ディアメルは事情を知っているが為に、この後どう言い出せば良いのか、クリスとは対照的に暗くなってしまい、
赤い瞳を細めながら俯いてしまうが、



――スキッドによって後ろへとやや強引に引っ張られ……――



「あぁあの二人だったら今ちょっと別行動してんだよ。あの二人ったらよぉ、なんか正義感にあふれ出してさあ、街で負傷したハンターとか、他の一般人とかの救護ん為にちょっと今病院いんだよ。にしても張り切ってたよなぁ? なあディアメル?」

スキッドはキャップを被った状態で、そんな思いつきに近いような説明を殆ど途切れさせる事無くクリスに施した。
そして最後にディアメルに顔を向けながらそう聞いた。

「え? あ、あ……」

本当にそれに肯定の態度を見せても良いのかと不安になり始めるディアメルであるが、



――再びスキッドからの施しが迫る――



「どうしたんだよ? お前見てきただろ一緒に。二人に頑張ってくれって言ってから病院出たのお前覚えてねぇのか? ちゃんと見てきただろ?」

スキッドは返答に迷うディアメルの肩を右手でやや乱暴に叩きながら、その作り上げた道筋を説明し、
そしてキャップの裏でどこか難しい表情を浮かべる。

「あ、はい! そうでした! ちゃんと二人とは挨拶交わして出てきたんでした! そうです!」

ディアメルはスキッドによって空気を受け取ったのか、何とか彼に合わせながら明るい表情で頷いた。



――だが、クリスは……――



「え? ホントに……大丈夫、なの? なんか凄い怪しいんだけど、まさかホントはあの二人――」
「んな訳ねぇだろ? おれが嘘言うようなアホに見えっか? お前に嘘言う奴なんて最低じゃねぇか? そんな心配すんなって。
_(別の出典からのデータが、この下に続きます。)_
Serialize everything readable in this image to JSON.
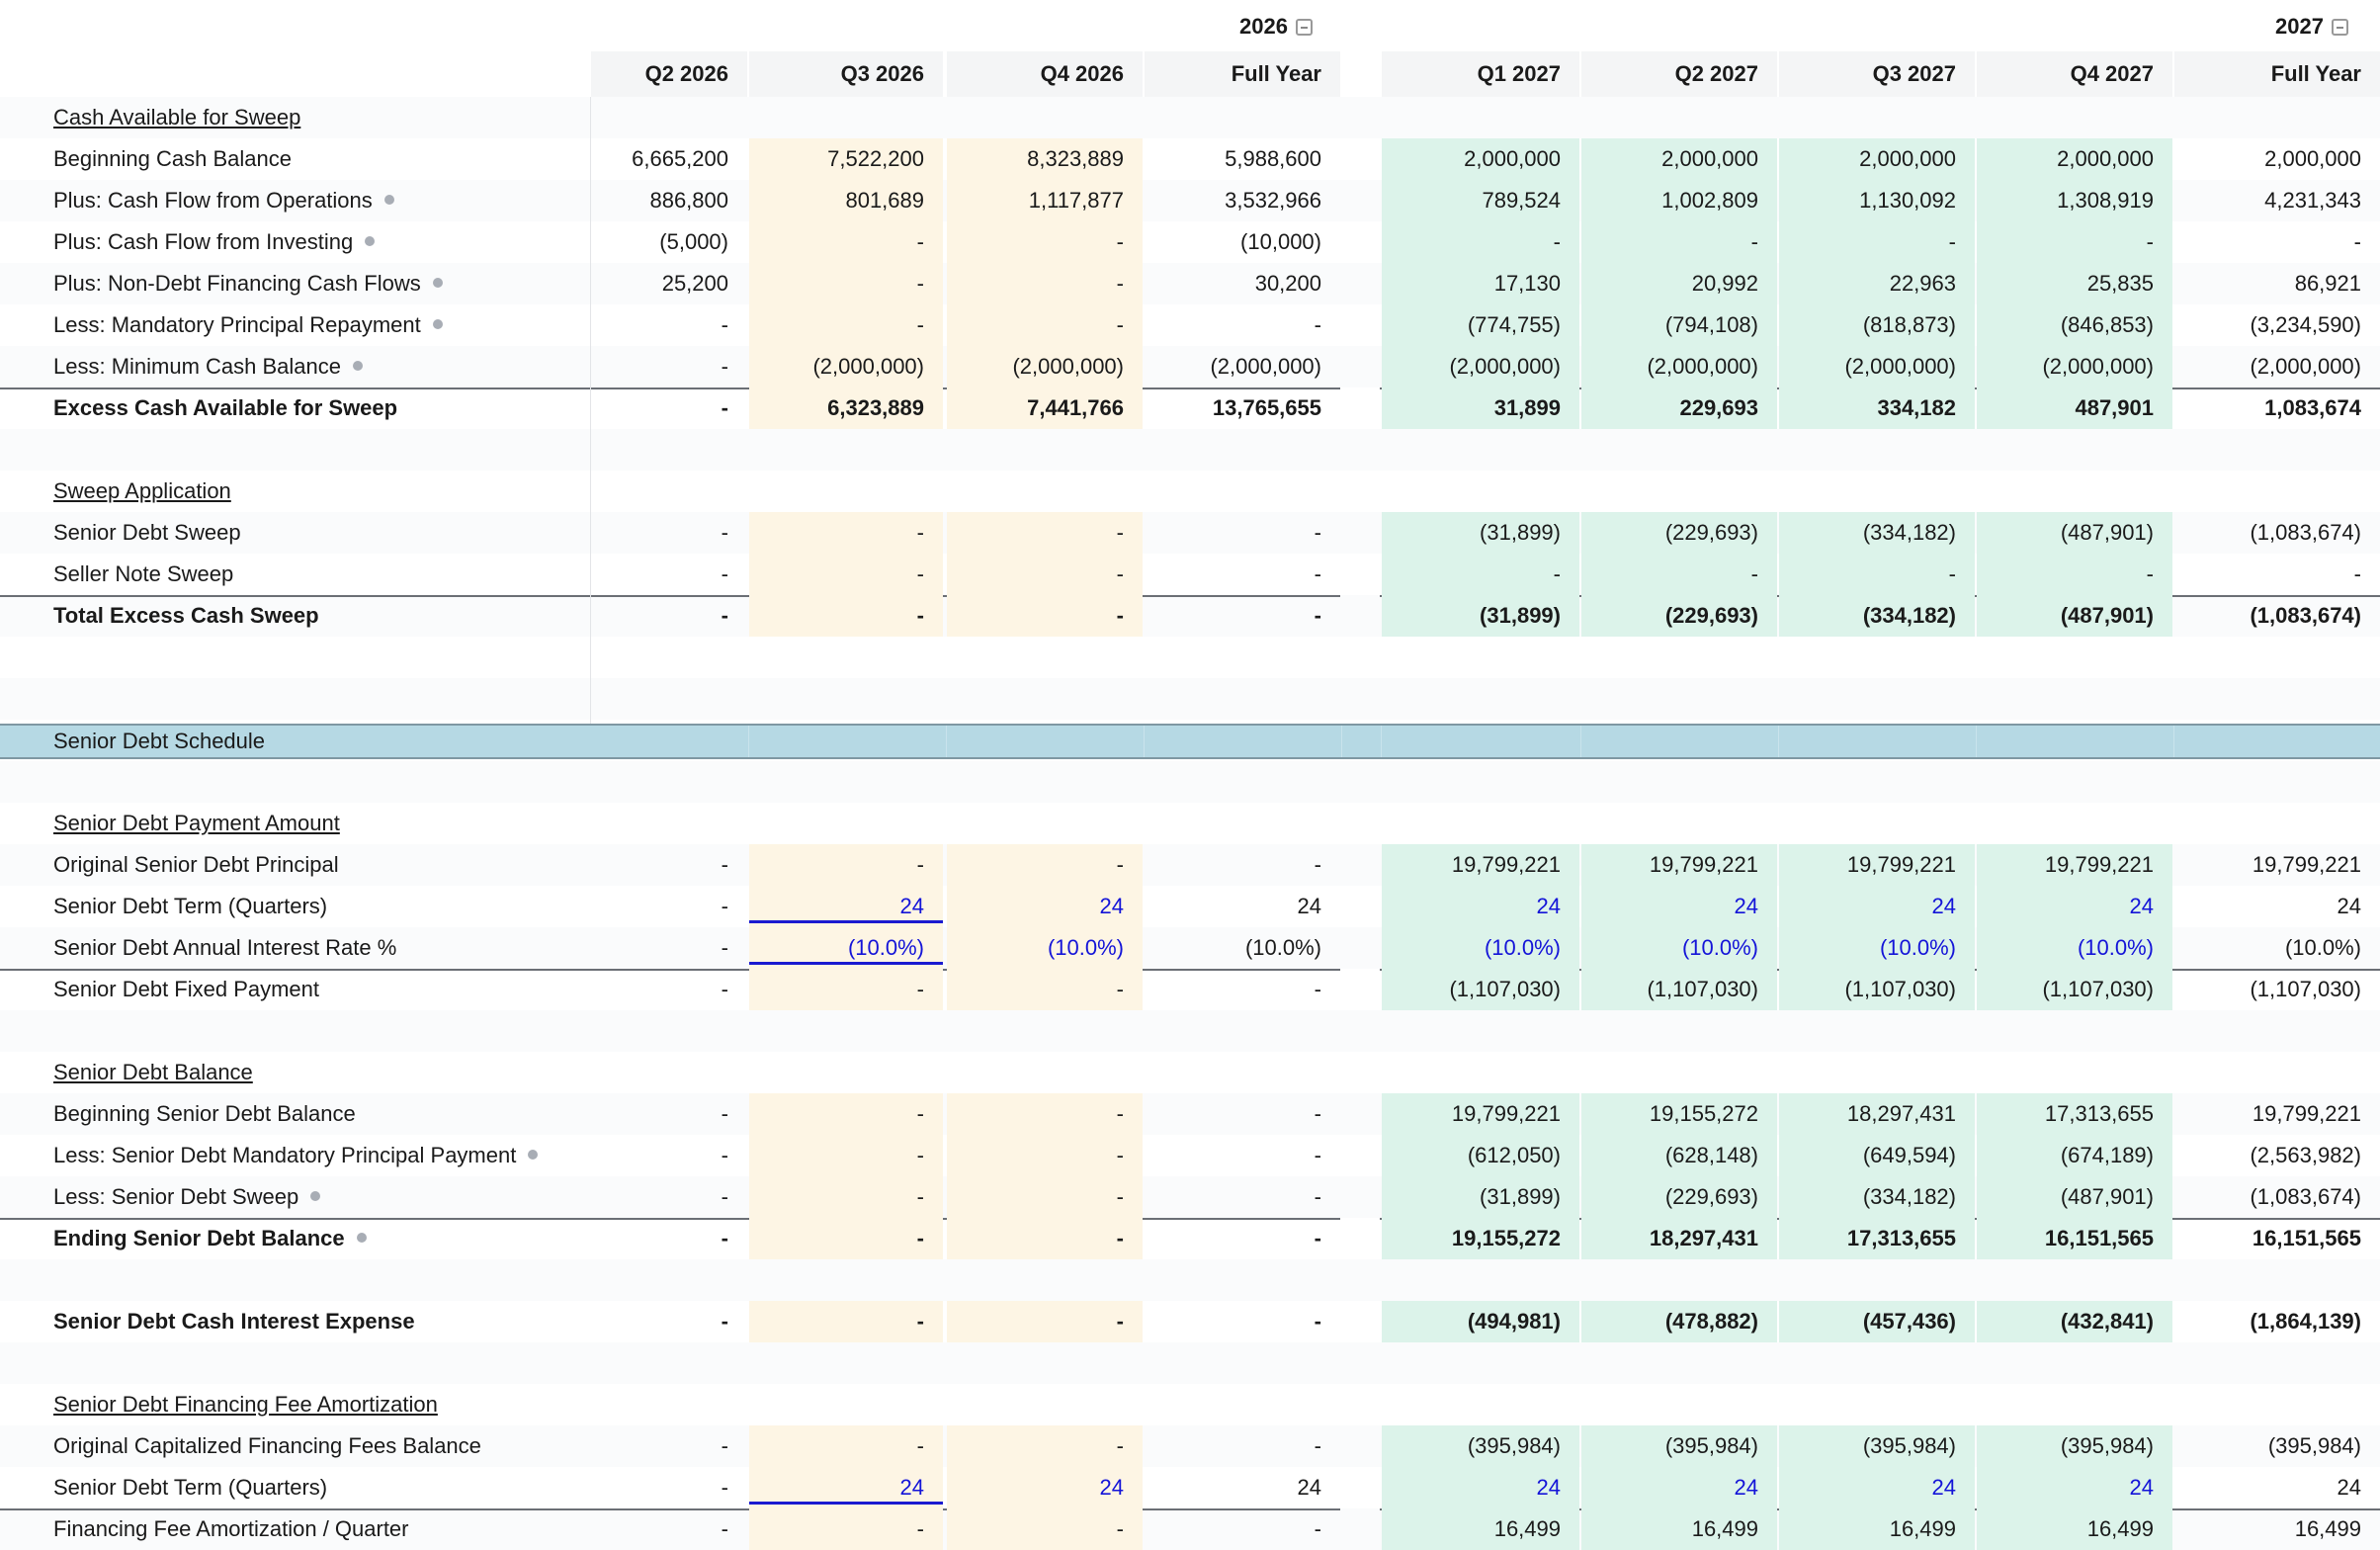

あの二人は元気だから、ちゃんとおれらもやる事終わらせたらまた色々喋ったりしようぜ? そだろ?」

スキッドは疑ってくるクリスに本当にそれが事実である事を証明させる為に、わざわざクリスに接近し、
右手をクリスの肩に引っ掛けながら、決して嘘では無いと言い張る。

行動に含まれる男女間の違和感はもとより、どこかスキッドにも必死な様子が垣間見える。



「う……うん、そうだよね。ごめんね、疑ったりして」

クリスはスキッドを信用しなかった自分を恨みながら、ゆっくりとスキッドの右腕を持ち上げ、そこから自力で抜け出す。

だが、クリスの表情を見てディアメルはクリスと同等か、或いはそれ以上の不安に駆られ始める。